What do you call a book that is held together by magic?

Spellbound.

Sunday 17 November 2013

#887

Going several days without listening to Romantic-era music can leave some people Liszt-less.

Saturday 16 November 2013

#886

What do you call a thief who can't stop applauding?

A claptomaniac.

Friday 15 November 2013

#885

What do you call an involuntary spasm caused by Asperger's syndrome?

An autis-tic.

Thursday 14 November 2013

#884

The fisherman was surprised to find that, after hauling in his biggest catch ever, his net worth had decreased.

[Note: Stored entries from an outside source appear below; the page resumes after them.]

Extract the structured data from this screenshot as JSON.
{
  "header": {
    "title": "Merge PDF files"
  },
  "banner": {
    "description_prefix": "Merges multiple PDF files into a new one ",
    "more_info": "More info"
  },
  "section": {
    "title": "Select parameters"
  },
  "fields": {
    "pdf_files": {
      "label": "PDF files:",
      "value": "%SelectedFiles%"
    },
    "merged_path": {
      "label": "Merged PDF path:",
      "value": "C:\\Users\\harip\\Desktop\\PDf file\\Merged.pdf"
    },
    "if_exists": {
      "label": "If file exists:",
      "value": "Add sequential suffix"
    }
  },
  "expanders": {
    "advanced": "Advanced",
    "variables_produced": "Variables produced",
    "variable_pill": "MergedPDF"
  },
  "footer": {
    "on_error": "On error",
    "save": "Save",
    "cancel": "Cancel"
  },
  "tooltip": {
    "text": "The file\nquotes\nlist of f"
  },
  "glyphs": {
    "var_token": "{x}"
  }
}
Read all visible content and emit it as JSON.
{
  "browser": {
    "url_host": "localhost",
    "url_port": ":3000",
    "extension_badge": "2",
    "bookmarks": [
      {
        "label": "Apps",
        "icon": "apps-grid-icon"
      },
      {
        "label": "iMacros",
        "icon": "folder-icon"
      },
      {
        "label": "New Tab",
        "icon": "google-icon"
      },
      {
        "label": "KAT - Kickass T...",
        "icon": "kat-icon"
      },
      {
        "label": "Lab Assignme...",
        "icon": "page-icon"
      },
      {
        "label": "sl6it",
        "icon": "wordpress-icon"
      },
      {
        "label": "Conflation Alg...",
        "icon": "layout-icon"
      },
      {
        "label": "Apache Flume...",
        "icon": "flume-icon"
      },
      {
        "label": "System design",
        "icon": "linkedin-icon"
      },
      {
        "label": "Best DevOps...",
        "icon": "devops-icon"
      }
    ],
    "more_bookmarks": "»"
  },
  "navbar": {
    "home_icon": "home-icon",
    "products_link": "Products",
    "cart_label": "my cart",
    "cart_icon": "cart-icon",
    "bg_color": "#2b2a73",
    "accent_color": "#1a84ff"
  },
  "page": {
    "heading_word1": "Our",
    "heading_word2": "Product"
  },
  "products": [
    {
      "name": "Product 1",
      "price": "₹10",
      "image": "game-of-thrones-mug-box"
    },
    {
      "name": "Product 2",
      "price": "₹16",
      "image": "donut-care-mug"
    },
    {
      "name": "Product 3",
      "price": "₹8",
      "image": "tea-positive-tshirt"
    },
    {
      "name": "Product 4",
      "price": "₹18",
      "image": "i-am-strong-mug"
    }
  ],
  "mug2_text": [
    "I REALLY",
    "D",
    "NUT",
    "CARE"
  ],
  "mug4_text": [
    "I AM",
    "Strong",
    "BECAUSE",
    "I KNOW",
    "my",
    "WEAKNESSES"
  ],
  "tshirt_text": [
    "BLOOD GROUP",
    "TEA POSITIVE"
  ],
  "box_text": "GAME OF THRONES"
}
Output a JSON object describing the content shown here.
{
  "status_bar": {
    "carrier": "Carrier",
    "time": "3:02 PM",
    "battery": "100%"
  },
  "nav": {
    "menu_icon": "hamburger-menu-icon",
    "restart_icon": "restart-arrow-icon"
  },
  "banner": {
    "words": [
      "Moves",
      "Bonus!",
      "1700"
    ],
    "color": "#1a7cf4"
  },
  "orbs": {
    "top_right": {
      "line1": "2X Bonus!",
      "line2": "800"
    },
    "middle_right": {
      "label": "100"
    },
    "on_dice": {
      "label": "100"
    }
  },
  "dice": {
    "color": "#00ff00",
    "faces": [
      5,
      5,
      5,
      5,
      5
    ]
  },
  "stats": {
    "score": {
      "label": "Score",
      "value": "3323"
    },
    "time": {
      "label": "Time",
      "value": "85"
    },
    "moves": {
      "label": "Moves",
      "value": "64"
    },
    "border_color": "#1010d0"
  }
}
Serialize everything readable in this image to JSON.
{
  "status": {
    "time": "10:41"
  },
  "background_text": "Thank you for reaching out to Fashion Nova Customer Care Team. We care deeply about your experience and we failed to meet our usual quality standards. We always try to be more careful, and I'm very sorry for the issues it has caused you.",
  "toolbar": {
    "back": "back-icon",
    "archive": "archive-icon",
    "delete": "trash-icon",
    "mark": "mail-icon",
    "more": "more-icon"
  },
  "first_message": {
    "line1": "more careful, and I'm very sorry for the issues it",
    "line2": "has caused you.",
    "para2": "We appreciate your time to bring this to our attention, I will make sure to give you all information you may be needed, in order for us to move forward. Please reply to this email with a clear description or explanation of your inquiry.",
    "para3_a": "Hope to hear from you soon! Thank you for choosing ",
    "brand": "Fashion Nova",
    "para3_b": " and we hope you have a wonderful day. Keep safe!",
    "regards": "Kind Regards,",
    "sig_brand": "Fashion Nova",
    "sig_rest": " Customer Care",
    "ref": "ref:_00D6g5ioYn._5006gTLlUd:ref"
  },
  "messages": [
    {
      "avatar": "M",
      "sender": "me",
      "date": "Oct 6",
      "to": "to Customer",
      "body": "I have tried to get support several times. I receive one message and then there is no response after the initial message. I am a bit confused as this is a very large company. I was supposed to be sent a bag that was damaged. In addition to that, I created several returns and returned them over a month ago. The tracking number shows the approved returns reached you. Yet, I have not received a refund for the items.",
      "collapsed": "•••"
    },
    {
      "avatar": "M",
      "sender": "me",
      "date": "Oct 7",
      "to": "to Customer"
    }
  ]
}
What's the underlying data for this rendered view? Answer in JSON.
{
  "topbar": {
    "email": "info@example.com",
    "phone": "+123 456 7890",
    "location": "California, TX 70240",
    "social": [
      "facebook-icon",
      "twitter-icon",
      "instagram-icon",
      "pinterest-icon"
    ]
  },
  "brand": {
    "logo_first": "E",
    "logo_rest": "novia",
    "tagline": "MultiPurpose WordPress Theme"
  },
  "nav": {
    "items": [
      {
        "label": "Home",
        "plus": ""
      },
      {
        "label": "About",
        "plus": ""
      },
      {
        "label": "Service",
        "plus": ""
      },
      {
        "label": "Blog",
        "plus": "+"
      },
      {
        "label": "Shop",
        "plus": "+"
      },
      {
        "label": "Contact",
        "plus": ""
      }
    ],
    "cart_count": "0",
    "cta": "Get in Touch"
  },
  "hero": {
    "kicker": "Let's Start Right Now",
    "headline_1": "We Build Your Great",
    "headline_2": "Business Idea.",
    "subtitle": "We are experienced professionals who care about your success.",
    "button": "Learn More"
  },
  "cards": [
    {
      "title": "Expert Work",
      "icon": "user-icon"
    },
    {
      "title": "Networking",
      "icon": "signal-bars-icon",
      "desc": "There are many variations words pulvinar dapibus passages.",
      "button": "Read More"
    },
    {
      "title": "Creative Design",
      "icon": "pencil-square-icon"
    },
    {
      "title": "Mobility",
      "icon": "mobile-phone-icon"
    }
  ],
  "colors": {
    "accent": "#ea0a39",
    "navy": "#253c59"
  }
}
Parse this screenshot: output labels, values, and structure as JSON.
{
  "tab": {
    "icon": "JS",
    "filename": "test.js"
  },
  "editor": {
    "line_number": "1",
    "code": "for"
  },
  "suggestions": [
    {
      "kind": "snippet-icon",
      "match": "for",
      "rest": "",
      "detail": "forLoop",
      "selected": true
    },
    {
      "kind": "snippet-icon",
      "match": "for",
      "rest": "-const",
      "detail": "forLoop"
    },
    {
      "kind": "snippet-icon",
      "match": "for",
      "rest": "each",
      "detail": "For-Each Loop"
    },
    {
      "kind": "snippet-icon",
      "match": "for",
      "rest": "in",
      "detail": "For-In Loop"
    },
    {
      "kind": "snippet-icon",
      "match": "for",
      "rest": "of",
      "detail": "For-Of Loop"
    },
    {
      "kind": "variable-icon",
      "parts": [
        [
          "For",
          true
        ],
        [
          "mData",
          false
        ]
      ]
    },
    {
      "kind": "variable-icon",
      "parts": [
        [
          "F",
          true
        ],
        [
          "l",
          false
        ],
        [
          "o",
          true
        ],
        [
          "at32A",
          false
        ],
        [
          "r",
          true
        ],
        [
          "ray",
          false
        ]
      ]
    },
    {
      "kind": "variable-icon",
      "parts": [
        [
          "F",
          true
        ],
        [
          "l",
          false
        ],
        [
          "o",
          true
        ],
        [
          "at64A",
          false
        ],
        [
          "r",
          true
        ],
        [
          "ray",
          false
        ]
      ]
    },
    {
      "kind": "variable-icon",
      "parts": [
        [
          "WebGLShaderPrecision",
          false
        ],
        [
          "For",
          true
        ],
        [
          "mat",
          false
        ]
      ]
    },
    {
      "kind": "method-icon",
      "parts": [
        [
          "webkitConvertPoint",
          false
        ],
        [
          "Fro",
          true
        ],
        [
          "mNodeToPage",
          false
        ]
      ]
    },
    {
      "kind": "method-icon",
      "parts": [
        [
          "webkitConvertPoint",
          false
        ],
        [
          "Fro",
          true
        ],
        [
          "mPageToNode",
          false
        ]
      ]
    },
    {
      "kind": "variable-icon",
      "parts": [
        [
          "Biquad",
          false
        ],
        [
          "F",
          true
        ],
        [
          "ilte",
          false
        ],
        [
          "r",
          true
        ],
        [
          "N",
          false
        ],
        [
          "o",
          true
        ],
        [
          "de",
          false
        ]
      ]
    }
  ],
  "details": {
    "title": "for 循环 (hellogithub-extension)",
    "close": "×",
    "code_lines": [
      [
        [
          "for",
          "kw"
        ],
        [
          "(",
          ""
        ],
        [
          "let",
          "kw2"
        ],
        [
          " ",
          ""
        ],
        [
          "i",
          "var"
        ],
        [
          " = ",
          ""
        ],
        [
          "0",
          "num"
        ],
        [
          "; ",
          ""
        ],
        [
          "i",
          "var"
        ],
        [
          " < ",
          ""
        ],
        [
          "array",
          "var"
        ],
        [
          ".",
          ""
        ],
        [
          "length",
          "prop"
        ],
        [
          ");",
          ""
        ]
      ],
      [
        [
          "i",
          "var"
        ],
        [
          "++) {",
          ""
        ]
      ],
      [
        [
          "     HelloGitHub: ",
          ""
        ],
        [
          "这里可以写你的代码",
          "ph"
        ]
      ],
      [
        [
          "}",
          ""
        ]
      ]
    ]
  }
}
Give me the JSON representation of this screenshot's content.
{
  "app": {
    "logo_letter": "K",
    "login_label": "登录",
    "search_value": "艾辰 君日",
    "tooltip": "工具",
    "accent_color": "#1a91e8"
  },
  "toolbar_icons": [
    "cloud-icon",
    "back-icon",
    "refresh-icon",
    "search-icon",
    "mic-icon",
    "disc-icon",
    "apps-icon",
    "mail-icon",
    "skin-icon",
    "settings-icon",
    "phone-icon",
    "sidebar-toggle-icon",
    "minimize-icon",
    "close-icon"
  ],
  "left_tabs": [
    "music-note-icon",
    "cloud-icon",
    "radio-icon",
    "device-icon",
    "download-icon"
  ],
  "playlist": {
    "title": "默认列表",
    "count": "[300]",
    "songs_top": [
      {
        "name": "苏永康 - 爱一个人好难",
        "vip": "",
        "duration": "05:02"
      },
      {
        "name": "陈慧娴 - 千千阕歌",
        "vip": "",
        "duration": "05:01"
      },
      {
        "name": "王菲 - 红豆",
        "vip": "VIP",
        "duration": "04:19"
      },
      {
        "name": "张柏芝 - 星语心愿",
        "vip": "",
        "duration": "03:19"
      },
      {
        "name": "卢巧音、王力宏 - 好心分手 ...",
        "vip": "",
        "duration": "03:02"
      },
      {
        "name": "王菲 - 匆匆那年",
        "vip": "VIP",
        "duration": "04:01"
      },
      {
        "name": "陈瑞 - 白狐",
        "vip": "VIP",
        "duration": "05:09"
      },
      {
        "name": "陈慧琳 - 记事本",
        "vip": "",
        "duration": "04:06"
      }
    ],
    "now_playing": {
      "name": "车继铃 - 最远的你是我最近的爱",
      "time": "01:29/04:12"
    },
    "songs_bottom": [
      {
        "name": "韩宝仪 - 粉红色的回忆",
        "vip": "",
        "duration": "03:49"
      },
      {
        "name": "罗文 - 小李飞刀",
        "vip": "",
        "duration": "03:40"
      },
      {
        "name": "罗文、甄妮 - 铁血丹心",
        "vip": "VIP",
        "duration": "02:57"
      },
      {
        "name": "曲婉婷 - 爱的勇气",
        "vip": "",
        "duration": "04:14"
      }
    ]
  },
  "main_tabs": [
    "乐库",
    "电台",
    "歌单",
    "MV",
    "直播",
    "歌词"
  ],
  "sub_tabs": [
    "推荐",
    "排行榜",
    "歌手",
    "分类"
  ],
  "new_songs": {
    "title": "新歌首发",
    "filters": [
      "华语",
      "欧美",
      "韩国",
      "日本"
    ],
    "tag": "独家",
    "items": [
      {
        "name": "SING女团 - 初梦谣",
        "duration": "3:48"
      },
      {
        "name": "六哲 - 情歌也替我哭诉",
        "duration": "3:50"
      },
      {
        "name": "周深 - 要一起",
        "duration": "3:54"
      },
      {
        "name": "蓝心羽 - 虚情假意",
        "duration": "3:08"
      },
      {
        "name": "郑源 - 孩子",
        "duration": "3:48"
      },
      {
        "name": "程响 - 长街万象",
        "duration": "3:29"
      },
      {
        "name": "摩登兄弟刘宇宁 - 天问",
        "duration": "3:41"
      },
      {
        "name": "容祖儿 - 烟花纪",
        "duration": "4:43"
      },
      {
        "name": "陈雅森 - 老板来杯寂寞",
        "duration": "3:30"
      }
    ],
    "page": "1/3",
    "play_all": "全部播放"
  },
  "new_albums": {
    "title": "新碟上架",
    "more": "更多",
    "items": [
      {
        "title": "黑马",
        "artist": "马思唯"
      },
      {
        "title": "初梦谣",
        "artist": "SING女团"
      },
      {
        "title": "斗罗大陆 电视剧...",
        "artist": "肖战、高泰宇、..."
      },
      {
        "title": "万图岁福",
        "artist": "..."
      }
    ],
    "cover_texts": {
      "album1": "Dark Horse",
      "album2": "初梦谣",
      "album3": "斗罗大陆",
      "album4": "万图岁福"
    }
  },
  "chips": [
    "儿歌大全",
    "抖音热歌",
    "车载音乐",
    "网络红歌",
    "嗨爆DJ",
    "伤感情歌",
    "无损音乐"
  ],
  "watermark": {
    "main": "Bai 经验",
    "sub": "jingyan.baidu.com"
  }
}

Wednesday 13 November 2013

#883

The chef's assistant was highly skilled at indicating the location of ingredients; he was an ideal kitchen pointer.

Tuesday 12 November 2013

#882

What is the name of the film genre that consists of tragic romances in futuristic settings?

Sigh-fi.

Monday 11 November 2013

#881

The dentist's apprentice had to sign her contract during a procedure; it was an in-denture indenture.

Sunday 10 November 2013

#880

How is food cooked in soap operas?

Using gasp-powered stoves.

Saturday 9 November 2013

#879

Since beginning to design costumes for musical theatre productions, the leather workers had significantly improved their belts.

Friday 8 November 2013

#878

Why did the band go to the cliffs for training?

They had heard that they would be able to find a rock formation there.

Thursday 7 November 2013

#877

He tried to sell me a bunch of canvases that had been randomly splashed with paint, but I wasn't going to pay so much for a pile of old Pollocks.

Wednesday 6 November 2013

#876

What do you call a pirate who steals a square-rigged ship?

A brigand.

Tuesday 5 November 2013

#875

A: Did you find out who burst the balloons?

B: No, I am yet to pop the question.

Monday 4 November 2013

#874

What did Poseidon do when the tenants living inside his sea monsters reached the end of their contracts?

RE-LEASE THE KRAKEN!

Sunday 3 November 2013

#873

Giovanna tried to add sugar to the mixture, but that only exacerbicated the problem.

#872

A: Why wasn't there a blog post on the second of November?

B: Because I wanted the readers to expect one, any second now, all day.

[Writer's note: I thought of this pun about three weeks ago and had to wait for the second of the month to use it.]

Friday 1 November 2013

#871

This letter is from a concerned resident who has been disturbed by the noise of the mating bees. In it, he bemoans the bee moans.